Under the provisions of the Treaty of Versailles, an Inter-Allied Commission was set up to administer a plebiscite in Upper Silesia following the First World War.  The 4 designated powers were England, France, Italy and the United States.  Each of these countries sent soldiers to occupy the region, which was the scene of fighting between German and Polish (and some Czech) insurgents.  There were two Polish uprisings against the Germans before the plebiscite.  The plebiscite of March 20, 1921 proved inconclusive and the Allied Commission divided the territory based on the vote.  A third Polish uprising occurred after the vote.  It was later discovered that the Germans had brought in thousands of people from Germany to participate in the plebiscite, most of them returning to Germany after the vote.

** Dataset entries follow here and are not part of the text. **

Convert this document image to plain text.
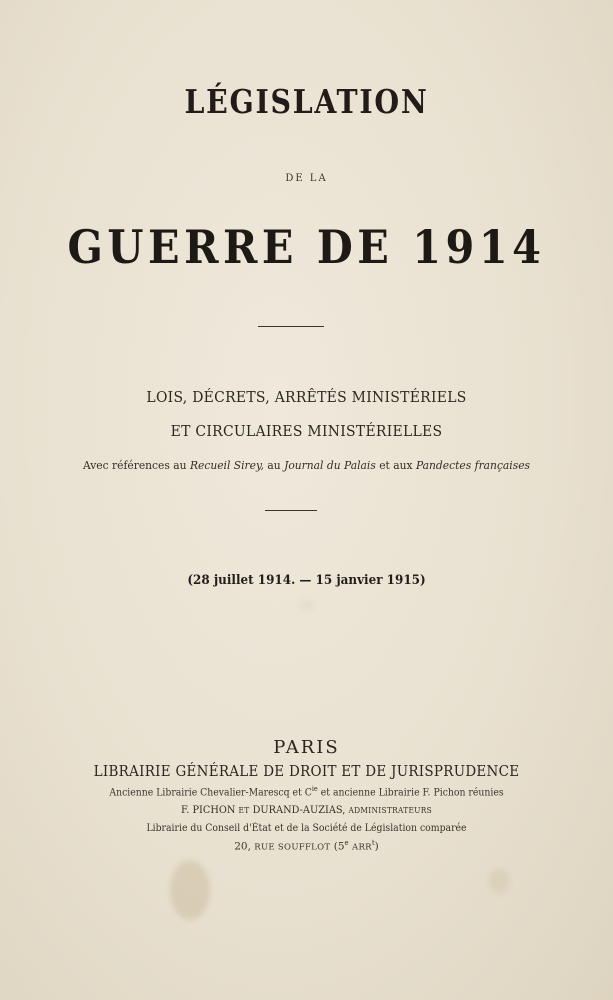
LÉGISLATION

DE LA

GUERRE DE 1914

LOIS, DÉCRETS, ARRÊTÉS MINISTÉRIELS

ET CIRCULAIRES MINISTÉRIELLES

Avec références au Recueil Sirey, au Journal du Palais et aux Pandectes françaises

(28 juillet 1914. — 15 janvier 1915)

PARIS

LIBRAIRIE GÉNÉRALE DE DROIT ET DE JURISPRUDENCE

Ancienne Librairie Chevalier-Marescq et $C^{ie}$ et ancienne Librairie F. Pichon réunies

F. PICHON ET DURAND-AUZIAS, ADMINISTRATEURS

Librairie du Conseil d'État et de la Société de Législation comparée

20, RUE SOUFFLOT (5e ARR$^t$)
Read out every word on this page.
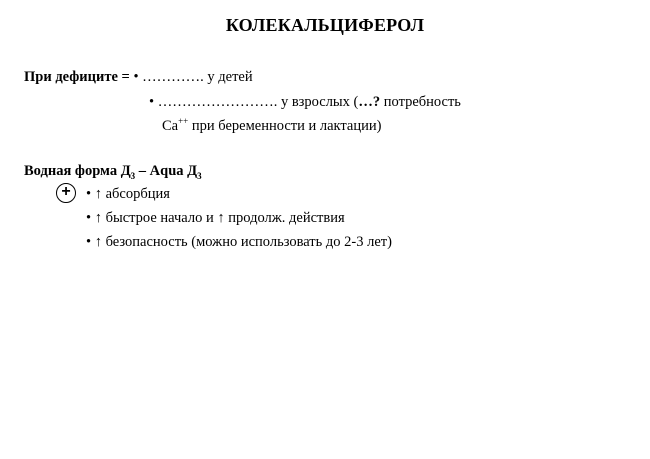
КОЛЕКАЛЬЦИФЕРОЛ
При дефиците = • …………. у детей
• ……………………. у взрослых (…? потребность
Ca++ при беременности и лактации)
Водная форма $Д_3$ – Aqua $Д_3$
+	• ↑ абсорбция
• ↑ быстрое начало и ↑ продолж. действия
• ↑ безопасность (можно использовать до 2-3 лет)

Issued under the Inter-Allied Commission Occupation after World War One.  The stamp on the left is from a series of 9 issued in 1920.  2 1/2, 3, 5, 10, 15, 20, 50 (shown) pfenig, 1 and 5 mark.
The other two are from a series of 17:  2 1/2, 3, 5, 10, 15, 20, 25, 30 and 40 pfenig in the smaller size shown in the middle; 50, 60, 75, 80 pfenig, 1, 2, 3, and 5 mark in the larger size shown on the right.  The middle and right stamps were also issued with a Plebiscite overprint.  All the above stamps were also issued with surcharges.  The stamps above were printed in Paris.

"Commission of Government Haute Silesie" (CGHS) overprint on Official German Stamps.
1920.  20 different stamps in this series.

(Simulated overprint)
The French Administration in Opole (Oppeln) used a CIHS overprint on German stamps as official postage.  Original stamps with this overprint are rare and are often forged.

Stamps of this type (un-authorized by the Inter-Allied Commission) were issued privately by the Polish Insurgents during the 3rd Silesian Uprising against the Germans, early May, 1921.  Known sometimes as the KORFANTY issue.  Wojciech KORFANTY (1873-1939)  led the Polish Insurgents and became acting head of the Upper Silesian Government.  Some stamps were reputedly used for postage, particularly for internal and official mail of Korfanty's government.
Values issued in this series: 10, 20, 30, 40, 50, and 60 fenigow and 1 marek.

One of a series of 7 labels issued by German insurgents.  These were never recognized as legitimate postage.  The labels, which resemble Polish stamps,  are counterfeits. They were intended to cause confusion during the dispute.  The overprint claims that the stamp is recognized by Germany.  Printed in various colours that approximate the colours of the Polish originals.

1922-23:  A set issued in Poland to commemorate the incorporation of parts of Upper Silesia into Poland.  The lower value stamps in fenig resemble the 1919 issues, but the colours are different.  The 1 mark and above show a coal miner.  5, 10, 20, 40, 50 and 75 fenig, 1, 1.25, 2, 3, 4, 5, 6, 10, 20, 50, 80, 100, 200 and 300 marek in this series.